Lesotho Congress for Democracy (LCD) leader, Mothetjoa Metsing, says Prime Minister Thomas Thabane's bid to oust Police Commissioner Holomo Molibeli is borne out of his long-running desperation to stop the investigations into the June 2017 murder of his former wife, Lipolelo. Mr Metsing said former Police Commissioner Molahlehi Letsoepa was unlawfully dismissed for similar reasons when Dr Thabane came to power in 2017.
He said this while addressing LCD supporters at a rally in Matsieng this week.
Dr Thabane has been named as a suspect by Commissioner Molibeli while the First Lady, 'Maesaiah Thabane, was last Wednesday charged with the murder of Lipolelo who was shot dead as she was about to drive into her Ha 'Masana home on 14 June 2017. The incident occurred just two days before Dr Thabane's inauguration as prime minister.
Thato Sibolla, who was in the car with Lipolelo when she was gunned down, sustained serious injuries in the shooting. Dr Thabane's All Basotho Convention (ABC) has asked the veteran leader to step down in the wake of Commissioner Molibeli's allegations against him. Dr Thabane has since agreed to go but insists he is retiring only on account of his advanced age.

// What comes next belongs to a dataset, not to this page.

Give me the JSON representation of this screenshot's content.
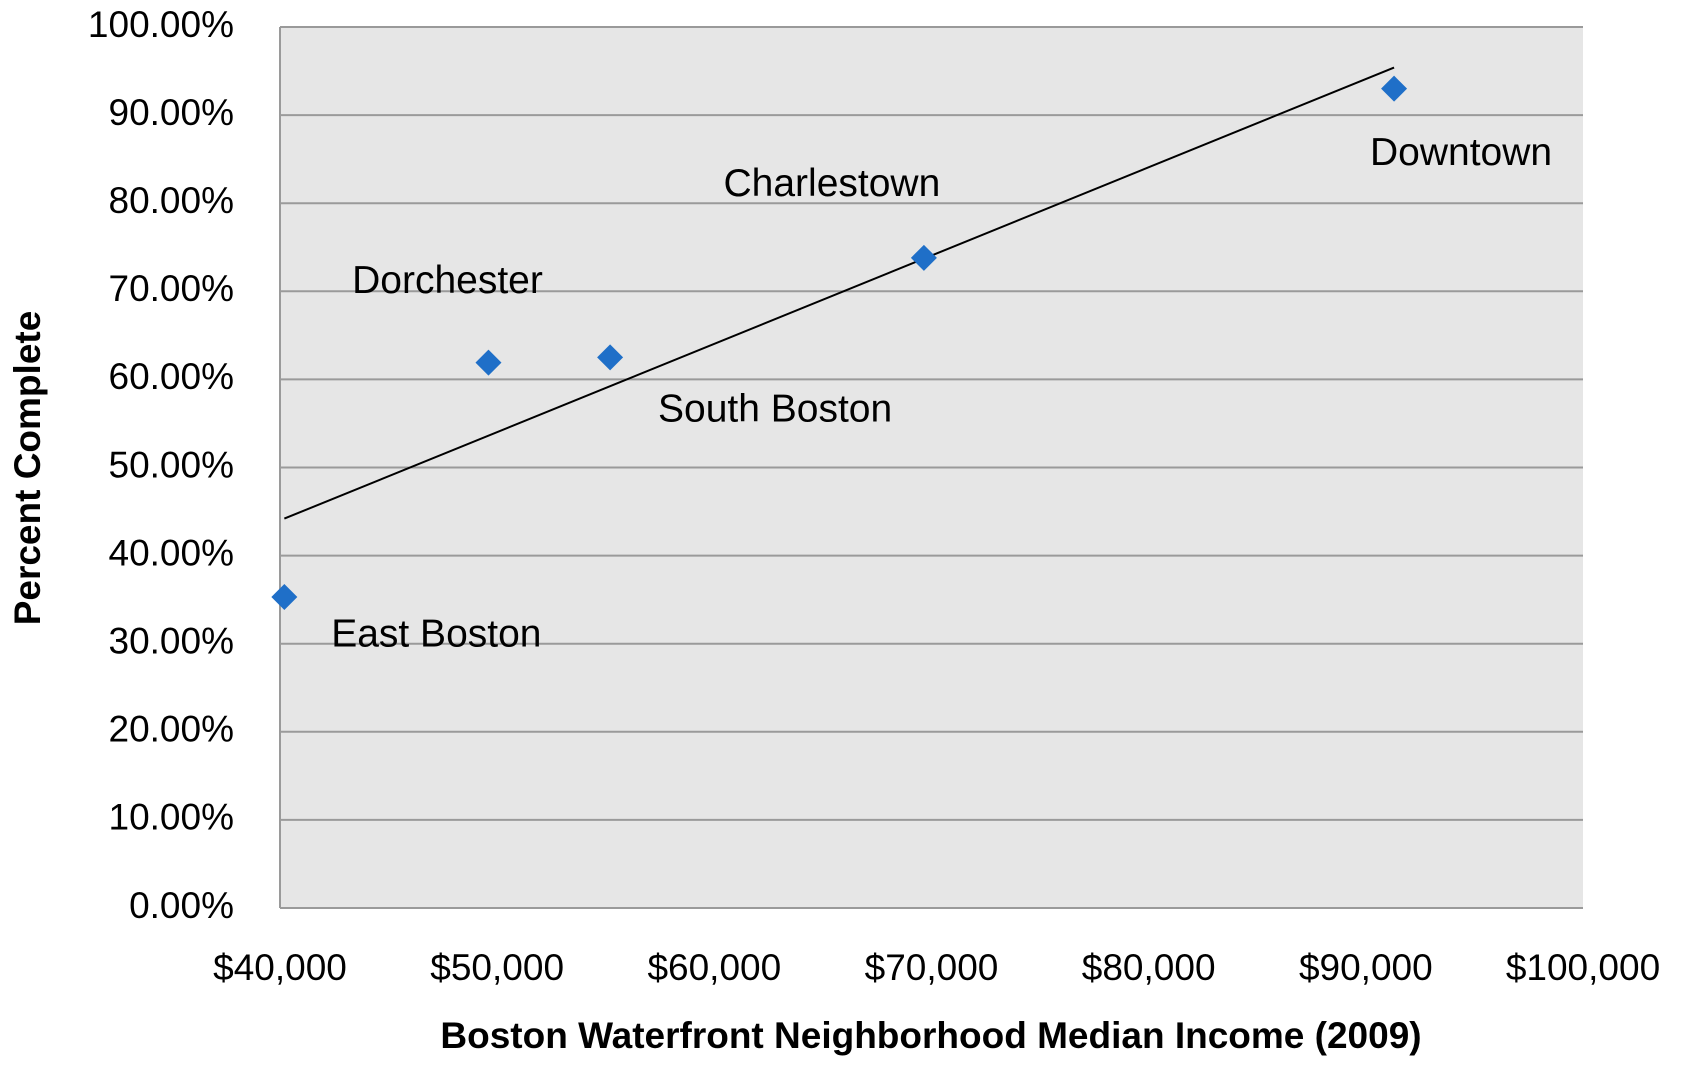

Addressing the LCD faithful on Sunday, Mr Metsing said while Dr Thabane and the First Lady's guilt or innocence could only be decided by the courts of law, he knew for sure that Dr Thabane did not want the Lipolelo murder thoroughly investigated hence the 2017 ouster of Mr Letsoepa and the latest bid to sack Commissioner Molibeli.
Dr Thabane last month advised King Letsie III to appoint Assistant Commissioner of Police, Janki Hlaahla, to replace Commissioner Molibeli. The appointment of Mr Hlaahla should have been with effect from 10 January 2020 but it has since been blocked by a 12 January 2020 interim High Court order pending the finalisation of Commissioner Molibeli's application for a final order to stop Dr Thabane from recommending his removal from office. Prior to recommending his ouster, Dr Thabane unsuccessfully attempted to suspend Commissioner Molibeli for 60 days for alleged misconduct and incompetence including his alleged failure to address the pressing issue of police brutality against civilians.
Commissioner Molibeli successfully challenged the bid to suspend him in court. In his court papers he denied the allegations that he failed to address the issue of police brutality and insisted that his "irregular and unlawful" suspension was done in bad faith only because he wrote to the premier implicating him in the murder of his former wife, Lipolelo.
Commenting on the issue at the LCD rally on Sunday, Mr Metsing said just like he had done to Mr Letsoepa in 2017, Dr Thabane now wanted Commissioner Molibeli gone to stop him from completing the investigations into Lipolelo's murder.
"Today the ABC wants Prime Minister Thabane gone, saying that he has killed a person. But we have always known that some prominent ABC members were implicated in his wife's murder.
"You will all remember that when all these things (the murder) happened, I was the outgoing deputy prime minister and chairperson of security affairs. I remember very well that when I demanded to know what was going on in this matter (murder) investigation, (incoming) PM Thabane called the then Commissioner Molahlehi Letsoepa and asked him to deal with me and the investigating officers who wanted to arrest the First Lady.
"Letsoepa never acted on the directive and two weeks later he was sent on forced leave. Letsoepa was unlawfully dismissed and today the same thing is happening to the one who was appointed to replace Letsoepa. Today the same people who were happy when Holomo Molibeli took over now want him gone. They are fighting," said Mr Metsing without elaborating on how Dr Thabane had wanted him to be dealt with. Subsequent attempts by the Lesotho Times to get an explanation proved fruitless as Mr Metsing did not answer or return calls to his mobile phone this week.
In another development, Mr Metsing said he would push for the establishment of a government of national unity (GNU) when parliament opens on 21 February 2020.
He said only a GNU could bring peace and stability to Lesotho as well as spearhead socio-economic development through job creation and poverty alleviation programmes.
"We are ready to engage other parties on board to form a government of national unity because as things stand the opposition has 51 seats in parliament and we are only short of 10 (to have a majority). I don't think it's impossible to get the support for the GNU.
"We need a GNU for the common good of the people and not for individual gain. We have too many national issues that need to be tackled including poverty and unemployment.
"We accept that having been in government in the past, we are all at fault and the problems of this country emanate from divisions that have been brought about by our politics," Mr Metsing said.